IGM: Inwiefern sind die Wishlist und die damit verbundenen Aktivitäten gerade für kleinere Publisher eine Chance?

Konstantin Suvorov: Publishern wie uns, die keine riesigen Budgets wie AAA-Studios haben, helfen Wishlists dabei, durch gezielte Aktivitäten potenzielle Spieler beim Release besser zu erreichen. Wir müssen nicht durch große Plakate oder mehrere Influencer-Deals nonstop bis um Release präsent sein. Beispielsweise nutzen wir aktuell unterschiedliche Events wie das „Six One Indie Showcase“ und Werbeschaltungen auf passenden Subreddits, um Spieler auf unseren neusten Titel „The Edge of Allegoria“ aufmerksam zu machen. Obwohl wir noch etwas vom Release entfernt sind, können wir durch diese gezielten Marketing-Aktivitäten Wishlists sammeln, uns auf den Release vorbereiten und gleichzeitig Spieler-Reaktionen analysieren.

 

Durch gezielte Aktivitäten potenzielle Spieler beim Release besser erreichen

 

IGM: Inwiefern zeigt die Wishlist bereits vor dem Release das grundsätzliche Interesse an einem Spiel und inwieweit fließt dies etwa in die Marketing-Aktivitäten mit hinein?

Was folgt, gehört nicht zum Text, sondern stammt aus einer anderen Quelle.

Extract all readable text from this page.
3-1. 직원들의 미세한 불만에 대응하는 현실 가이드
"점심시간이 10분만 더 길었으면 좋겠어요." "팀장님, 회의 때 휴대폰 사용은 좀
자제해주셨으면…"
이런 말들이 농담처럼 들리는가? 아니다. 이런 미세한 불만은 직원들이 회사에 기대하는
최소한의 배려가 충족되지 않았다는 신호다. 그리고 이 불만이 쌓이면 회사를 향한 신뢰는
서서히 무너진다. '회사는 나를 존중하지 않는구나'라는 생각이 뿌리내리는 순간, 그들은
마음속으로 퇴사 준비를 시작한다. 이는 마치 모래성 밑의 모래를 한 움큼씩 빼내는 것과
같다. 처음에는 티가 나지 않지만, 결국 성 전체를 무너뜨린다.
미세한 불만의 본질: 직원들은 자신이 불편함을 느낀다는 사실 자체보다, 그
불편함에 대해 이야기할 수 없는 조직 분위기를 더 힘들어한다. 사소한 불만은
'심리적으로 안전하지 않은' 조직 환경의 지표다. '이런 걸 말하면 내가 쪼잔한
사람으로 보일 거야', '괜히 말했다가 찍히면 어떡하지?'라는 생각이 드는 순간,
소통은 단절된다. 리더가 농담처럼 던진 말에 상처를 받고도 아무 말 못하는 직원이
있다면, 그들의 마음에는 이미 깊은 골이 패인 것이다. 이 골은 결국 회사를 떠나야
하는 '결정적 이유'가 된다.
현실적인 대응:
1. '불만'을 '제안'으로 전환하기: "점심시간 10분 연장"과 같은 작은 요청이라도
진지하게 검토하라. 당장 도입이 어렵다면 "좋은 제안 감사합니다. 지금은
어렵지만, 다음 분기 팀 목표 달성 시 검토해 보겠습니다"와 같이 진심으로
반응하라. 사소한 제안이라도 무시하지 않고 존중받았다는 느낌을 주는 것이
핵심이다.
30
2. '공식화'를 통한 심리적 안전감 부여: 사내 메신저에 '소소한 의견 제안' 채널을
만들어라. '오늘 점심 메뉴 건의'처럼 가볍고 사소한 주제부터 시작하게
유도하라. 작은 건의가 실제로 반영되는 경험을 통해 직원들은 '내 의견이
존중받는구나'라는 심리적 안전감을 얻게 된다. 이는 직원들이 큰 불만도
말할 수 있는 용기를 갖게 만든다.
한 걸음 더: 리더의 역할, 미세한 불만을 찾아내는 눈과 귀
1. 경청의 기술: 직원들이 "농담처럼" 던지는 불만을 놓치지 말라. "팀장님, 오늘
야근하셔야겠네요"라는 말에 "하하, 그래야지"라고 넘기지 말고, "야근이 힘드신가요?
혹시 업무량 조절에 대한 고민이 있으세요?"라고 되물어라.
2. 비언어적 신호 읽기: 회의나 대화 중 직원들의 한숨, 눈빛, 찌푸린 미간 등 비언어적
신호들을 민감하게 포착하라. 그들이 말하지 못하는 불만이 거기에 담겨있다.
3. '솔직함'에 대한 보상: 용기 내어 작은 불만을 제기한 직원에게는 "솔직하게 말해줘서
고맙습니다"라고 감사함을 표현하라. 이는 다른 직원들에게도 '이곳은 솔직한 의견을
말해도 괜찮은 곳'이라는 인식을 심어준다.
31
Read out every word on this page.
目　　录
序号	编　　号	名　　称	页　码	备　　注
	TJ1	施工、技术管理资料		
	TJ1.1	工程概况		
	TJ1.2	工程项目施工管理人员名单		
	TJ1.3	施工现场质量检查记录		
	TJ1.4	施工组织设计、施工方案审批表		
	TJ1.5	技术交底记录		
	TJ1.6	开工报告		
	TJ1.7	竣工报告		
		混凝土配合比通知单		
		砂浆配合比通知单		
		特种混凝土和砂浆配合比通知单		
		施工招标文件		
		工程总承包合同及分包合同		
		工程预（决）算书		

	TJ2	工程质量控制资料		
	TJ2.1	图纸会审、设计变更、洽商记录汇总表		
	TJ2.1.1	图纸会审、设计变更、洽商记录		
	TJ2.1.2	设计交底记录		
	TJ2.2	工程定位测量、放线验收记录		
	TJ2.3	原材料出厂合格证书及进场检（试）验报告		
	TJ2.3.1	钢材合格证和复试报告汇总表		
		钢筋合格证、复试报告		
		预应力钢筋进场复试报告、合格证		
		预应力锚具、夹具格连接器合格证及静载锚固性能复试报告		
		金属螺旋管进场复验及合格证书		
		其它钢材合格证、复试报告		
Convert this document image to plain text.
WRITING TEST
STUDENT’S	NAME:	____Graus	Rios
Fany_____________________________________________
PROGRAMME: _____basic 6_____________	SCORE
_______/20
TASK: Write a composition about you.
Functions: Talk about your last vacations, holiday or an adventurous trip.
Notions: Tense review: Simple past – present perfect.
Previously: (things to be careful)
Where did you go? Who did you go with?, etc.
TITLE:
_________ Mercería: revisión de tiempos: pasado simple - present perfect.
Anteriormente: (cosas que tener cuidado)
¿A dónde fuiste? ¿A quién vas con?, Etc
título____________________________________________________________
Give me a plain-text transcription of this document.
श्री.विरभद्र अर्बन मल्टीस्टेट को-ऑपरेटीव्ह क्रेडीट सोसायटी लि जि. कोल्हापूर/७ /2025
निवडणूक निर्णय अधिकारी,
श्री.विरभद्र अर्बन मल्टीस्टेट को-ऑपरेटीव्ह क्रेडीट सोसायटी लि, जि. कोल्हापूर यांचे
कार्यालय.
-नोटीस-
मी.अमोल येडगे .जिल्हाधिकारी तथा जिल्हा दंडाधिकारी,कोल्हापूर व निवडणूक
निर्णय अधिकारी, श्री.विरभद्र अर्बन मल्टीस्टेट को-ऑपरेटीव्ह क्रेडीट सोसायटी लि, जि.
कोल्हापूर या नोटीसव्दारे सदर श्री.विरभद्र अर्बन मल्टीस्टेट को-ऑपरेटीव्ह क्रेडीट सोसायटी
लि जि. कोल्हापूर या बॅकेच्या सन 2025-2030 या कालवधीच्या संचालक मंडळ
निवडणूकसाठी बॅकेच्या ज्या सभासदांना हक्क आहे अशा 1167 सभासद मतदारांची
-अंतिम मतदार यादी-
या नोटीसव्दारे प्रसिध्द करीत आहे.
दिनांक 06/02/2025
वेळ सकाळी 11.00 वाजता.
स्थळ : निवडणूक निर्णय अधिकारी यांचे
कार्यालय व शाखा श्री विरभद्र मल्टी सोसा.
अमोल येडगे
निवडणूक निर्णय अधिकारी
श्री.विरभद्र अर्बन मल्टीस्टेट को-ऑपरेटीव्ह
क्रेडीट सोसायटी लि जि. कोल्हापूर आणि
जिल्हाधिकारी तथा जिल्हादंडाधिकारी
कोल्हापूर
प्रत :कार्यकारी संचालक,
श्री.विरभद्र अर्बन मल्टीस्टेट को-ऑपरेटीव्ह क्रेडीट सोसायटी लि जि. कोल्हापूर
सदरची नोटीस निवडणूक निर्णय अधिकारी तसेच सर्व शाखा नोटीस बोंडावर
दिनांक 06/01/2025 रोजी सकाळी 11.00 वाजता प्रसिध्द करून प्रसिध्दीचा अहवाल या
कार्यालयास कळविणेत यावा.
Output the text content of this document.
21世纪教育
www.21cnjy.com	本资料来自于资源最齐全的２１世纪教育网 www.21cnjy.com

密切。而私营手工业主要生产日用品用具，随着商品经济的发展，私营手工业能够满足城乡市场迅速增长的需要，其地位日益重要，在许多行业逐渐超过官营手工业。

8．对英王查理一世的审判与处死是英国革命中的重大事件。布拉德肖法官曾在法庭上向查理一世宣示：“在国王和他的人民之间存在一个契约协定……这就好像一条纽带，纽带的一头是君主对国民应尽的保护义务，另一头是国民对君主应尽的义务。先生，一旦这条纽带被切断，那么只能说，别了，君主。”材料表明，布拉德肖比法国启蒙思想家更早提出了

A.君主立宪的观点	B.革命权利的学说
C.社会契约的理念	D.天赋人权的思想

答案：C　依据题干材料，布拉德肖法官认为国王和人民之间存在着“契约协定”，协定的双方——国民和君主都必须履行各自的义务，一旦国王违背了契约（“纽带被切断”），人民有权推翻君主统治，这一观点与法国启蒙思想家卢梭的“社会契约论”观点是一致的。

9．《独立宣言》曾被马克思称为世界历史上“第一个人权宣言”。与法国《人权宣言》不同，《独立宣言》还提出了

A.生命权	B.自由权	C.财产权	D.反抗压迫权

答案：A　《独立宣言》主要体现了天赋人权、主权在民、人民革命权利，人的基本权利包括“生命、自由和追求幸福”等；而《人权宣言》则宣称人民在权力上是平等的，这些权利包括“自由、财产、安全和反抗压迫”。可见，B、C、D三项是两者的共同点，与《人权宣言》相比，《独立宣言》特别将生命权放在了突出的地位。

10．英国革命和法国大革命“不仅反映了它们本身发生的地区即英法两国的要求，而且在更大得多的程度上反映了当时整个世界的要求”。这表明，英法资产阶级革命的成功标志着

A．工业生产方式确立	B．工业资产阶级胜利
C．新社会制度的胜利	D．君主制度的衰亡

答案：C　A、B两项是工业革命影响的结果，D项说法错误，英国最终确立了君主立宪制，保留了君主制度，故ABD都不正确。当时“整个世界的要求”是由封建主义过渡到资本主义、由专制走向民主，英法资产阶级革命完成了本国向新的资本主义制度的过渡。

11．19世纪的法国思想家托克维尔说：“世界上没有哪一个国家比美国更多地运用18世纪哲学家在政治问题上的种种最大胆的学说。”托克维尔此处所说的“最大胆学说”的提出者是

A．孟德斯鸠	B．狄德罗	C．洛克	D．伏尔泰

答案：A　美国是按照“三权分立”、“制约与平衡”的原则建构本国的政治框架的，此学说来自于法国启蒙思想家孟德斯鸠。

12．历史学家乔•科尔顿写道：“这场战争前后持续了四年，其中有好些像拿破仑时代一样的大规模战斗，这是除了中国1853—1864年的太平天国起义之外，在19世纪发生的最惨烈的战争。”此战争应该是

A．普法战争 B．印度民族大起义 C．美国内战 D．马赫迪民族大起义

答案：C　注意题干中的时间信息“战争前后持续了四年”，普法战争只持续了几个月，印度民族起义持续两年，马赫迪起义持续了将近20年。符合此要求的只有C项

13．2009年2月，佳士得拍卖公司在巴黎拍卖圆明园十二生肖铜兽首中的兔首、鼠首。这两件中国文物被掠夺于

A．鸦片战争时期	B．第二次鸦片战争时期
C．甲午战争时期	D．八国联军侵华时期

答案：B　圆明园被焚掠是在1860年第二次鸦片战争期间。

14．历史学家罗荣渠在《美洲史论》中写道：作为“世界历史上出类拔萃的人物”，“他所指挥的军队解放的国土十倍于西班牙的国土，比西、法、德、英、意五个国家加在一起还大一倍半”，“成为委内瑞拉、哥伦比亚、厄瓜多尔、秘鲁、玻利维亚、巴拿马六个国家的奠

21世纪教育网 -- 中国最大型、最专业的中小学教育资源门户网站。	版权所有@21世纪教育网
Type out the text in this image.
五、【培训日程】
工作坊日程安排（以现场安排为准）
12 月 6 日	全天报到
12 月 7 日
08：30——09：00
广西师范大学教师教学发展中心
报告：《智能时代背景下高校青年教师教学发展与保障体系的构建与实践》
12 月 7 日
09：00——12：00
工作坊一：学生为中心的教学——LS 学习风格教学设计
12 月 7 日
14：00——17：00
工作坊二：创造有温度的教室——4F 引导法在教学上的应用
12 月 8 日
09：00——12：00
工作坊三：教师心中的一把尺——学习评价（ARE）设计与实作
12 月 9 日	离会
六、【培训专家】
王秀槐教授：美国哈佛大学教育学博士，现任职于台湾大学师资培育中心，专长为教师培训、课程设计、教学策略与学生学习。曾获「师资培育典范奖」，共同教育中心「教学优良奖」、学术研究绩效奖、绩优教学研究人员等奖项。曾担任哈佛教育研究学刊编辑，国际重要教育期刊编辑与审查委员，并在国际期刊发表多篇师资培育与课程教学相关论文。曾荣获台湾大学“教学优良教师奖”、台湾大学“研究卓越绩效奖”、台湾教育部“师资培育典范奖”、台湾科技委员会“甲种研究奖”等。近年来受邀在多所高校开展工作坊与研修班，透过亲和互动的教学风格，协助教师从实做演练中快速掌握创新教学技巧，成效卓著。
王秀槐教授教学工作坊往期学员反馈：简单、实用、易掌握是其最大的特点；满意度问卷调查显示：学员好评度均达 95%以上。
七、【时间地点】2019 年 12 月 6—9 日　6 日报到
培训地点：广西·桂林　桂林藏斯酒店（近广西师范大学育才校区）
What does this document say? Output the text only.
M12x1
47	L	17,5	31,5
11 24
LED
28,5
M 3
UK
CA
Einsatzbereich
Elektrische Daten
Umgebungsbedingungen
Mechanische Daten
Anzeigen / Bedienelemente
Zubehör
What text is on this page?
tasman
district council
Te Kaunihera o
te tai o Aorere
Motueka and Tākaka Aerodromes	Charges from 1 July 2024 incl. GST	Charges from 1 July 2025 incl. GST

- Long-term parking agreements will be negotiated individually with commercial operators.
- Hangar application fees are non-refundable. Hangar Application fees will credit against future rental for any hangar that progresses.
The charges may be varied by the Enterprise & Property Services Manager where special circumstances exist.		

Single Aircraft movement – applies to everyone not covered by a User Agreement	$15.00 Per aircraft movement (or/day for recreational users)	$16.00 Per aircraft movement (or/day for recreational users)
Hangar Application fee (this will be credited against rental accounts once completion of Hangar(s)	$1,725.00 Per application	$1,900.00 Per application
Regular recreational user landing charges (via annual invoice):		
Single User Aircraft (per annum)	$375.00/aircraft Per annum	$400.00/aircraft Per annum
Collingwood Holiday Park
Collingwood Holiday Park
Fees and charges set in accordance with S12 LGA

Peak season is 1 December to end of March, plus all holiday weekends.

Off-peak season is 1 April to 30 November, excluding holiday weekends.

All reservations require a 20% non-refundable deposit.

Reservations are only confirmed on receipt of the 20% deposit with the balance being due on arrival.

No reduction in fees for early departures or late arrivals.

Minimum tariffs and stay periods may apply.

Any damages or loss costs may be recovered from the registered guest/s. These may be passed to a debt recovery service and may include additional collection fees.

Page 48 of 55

Konstantin Suvorov: Eine hundertprozentige sichere Aussage geben uns Wishlists nicht. Man weiß nicht, ob es sich der potenzielle Spieler zum Release doch noch anders überlegt und die Wishlists löscht. Jedoch kann man mit unterschiedlichen Best- und Worst-Case-Szenarien spielen und vorab schon sagen, ob der Release gut oder schlecht verlaufen wird. Ein Titel mit nur 1.000 Wishlists wird höchstwahrscheinlich kein Erfolg, einer mit 100.000 wird natürlich ganz anders aussehen. Außerdem helfen Wishlists besonders Indie-Studios und Publishern wie uns dabei, die Marketing-Aktivitäten zu bewerten. Wie viele Wishlists haben uns dieser Artikel oder dieses Video gebracht? Sollten wir das wiederholen oder andere Ansätze ausprobieren? Kommunizieren wir die Stärken des Genres richtig? All das fragen wir uns tagtäglich, und Wishlists sind dabei eines der besten Bewertungskriterien.

IGM: Wie kann man als Publisher die Community zum „Wishlisten“ motivieren? Was kann man tun, damit der eigene Titel weiter oben in den Charts steht?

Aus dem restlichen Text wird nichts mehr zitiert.